In short, my answer to (3) is that morality is something that we have to concern ourselves with first if we are to take part in our lives as human beings.

I will now backtrack to hit (1) and (2). Since I am now asking the question "what should I do?" The question of who "I" am becomes essential. Ruling out metaphysically interesting but practically irrelevant "brain in the vat" theories, I am fairly certain to say that I am a man, but that I am also different from other men. So the question arises: what do I owe to that of myself that is like others and what do I owe to that of myself that is unlike others?

When I think of how I am like other men, a lot of things come to mind. I share 99.9% of the genetic code of all other men. I need to eat, drink water, stay healthy, and I have a desire to flourish. This last piece is probably the most important of them all.

While I may like different sports and spend my free time differently than others, I share that desire to make my life worthwhile. While I was strongly resistant to this strand of moral philosophy until less than a year ago, I find it hard to deny that morality has an evolutionary basis.

If there is anything that has given human beings the ability to persist as a species, it is our complex system of collaboration. The ability of language and our capacity to develop society and hierarchy has given us a leg up on evolutionary competition that expanded the species from 2,000 individuals in western Africa to over 7 billion people across the world. This has occurred because human beings have rules that allow them to collaborate with one another and to respect one another within cultural systems. The ability to work together through problem solving to hunt, to specialize between architects, engineers, managers, and electricians to build a house, to replicate a system of agriculture from Europe in America, these are the social tools that have fueled our survival, and they are built on an evolved sense of duty, respect, and collaboration. Thus, this is my answer to (2): morality is an evolved concept that occurs within a species.
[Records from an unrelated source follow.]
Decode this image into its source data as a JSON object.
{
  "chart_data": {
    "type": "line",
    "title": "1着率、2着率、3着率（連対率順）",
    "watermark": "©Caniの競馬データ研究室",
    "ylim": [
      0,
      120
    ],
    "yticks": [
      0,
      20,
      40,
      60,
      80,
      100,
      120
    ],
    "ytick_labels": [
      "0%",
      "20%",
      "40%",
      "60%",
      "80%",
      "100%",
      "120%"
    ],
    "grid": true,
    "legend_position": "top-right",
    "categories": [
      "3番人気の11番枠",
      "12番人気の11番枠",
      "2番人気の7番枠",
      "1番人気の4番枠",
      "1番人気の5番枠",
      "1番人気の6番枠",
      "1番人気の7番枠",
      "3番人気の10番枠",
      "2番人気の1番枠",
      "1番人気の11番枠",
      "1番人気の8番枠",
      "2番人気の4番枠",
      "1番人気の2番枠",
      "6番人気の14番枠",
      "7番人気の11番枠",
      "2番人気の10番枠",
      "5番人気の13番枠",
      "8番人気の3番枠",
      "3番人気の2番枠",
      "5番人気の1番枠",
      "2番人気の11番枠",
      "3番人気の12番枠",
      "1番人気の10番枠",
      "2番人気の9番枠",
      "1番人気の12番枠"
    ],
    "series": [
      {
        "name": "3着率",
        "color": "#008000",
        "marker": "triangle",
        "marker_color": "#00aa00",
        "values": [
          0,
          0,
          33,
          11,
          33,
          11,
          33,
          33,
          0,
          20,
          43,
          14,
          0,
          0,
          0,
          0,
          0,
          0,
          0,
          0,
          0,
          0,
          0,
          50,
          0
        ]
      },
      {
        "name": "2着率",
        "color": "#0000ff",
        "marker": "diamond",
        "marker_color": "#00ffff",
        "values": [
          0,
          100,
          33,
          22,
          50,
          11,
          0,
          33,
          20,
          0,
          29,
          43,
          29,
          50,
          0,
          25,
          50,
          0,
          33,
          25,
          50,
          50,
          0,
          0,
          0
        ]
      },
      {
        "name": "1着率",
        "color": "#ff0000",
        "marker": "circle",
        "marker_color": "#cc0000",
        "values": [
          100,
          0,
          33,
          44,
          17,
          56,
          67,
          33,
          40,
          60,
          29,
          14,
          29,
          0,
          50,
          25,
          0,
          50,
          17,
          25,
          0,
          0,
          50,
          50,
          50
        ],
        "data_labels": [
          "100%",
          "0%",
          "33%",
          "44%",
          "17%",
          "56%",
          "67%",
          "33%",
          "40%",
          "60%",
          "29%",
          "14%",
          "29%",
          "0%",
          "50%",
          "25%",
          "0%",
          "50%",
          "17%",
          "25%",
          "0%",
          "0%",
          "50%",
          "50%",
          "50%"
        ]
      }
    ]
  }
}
The reason I think this does not qualify as a case of the Is-Ought Fallacy will also provide an answer to (1). The question "What should I do?" has a specifically transcendental nature to it. This is because no one can ask the question "what should I do?" besides a human being, so who we are has a necessary bearing on what we should do. This is why Nussbaum's capabilities approach makes so much sense. As a human being, I have certain human needs. Those provide a constraint on my menu of actions that can allow me to flourish.

As for the categories of realism listed above, I would have to say that the above take on the origins and nature of morality take part in all three: success, unitary, and absolutism. Morality is a real concept that applies to all human beings and are a rational end to human flourishing. Is it a real concept outside of human existence? No. Does that fact have any bearing on that fundamental question "what should I do?" The answer to this is also "no."  Morality is not "absolute" in a way that transcends humanity, but man cannot transcend humanity, and therefore morality is practically absolute. And in the realm of practice, that is the only thing that matters.